I need to read integer format nullable date values ('YYYYMMDD') to pandas and then save this pandas dataframe to Parquet as a Date32[Day] format in order for Athena Glue Crawler classifier to recognize that column as a date. The code below does not allow me to save the column to parquet from pandas:
import pandas as pd
dates = [None, "20200710", "20200711", "20200712"]
data_df = pd.DataFrame(dates, columns=['date'])
data_df['date'] = pd.to_datetime(data_df['date']).dt.date
data_df.to_parquet(r'my_path', engine='pyarrow')
I receive this error below:
Traceback (most recent call last):
File "", line 123, in convert_column
result = pa.array(col, type=type_, from_pandas=True, safe=safe)

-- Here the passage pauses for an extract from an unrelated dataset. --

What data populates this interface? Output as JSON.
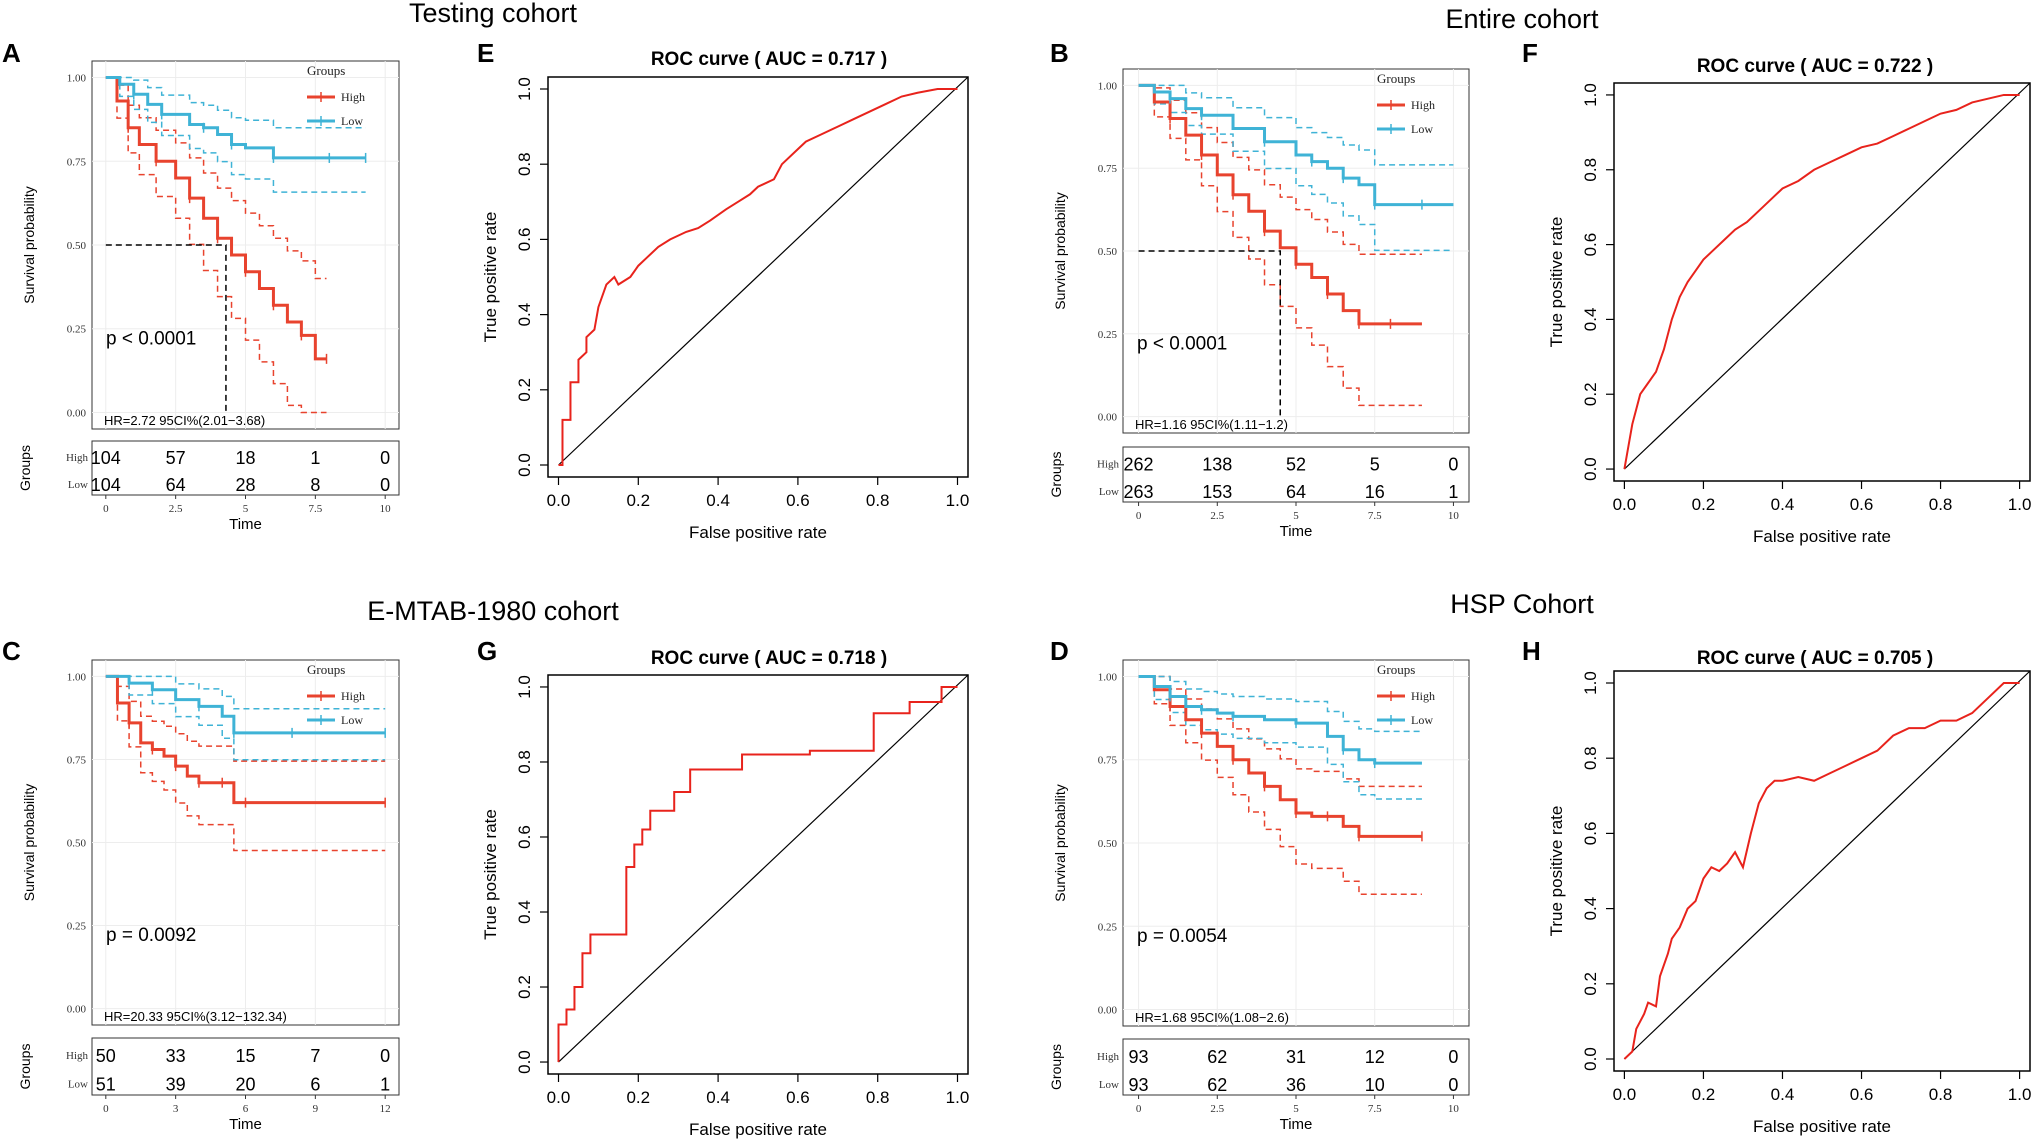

File "pyarrow\array.pxi", line 265, in pyarrow.lib.array
File "pyarrow\array.pxi", line 80, in pyarrow.lib._ndarray_to_array
TypeError: an integer is required (got type datetime.date)
If I move the None
value towards the end of the date list, this will work without any issue and pyarrow would infer the date column as Date32[Day]
. My guess is that since the Pandas column type for dt.date
is object
plus the first value for the column is NaT
(not a time), pyarrow is not able to infer the column as Date32[Day]
from Pandas dataframe or some sample value, it infers the column as Integer
instead. What is a good way to save this dataframe column to parquet as a Date32[Day]
column without sorting the column values? Thanks.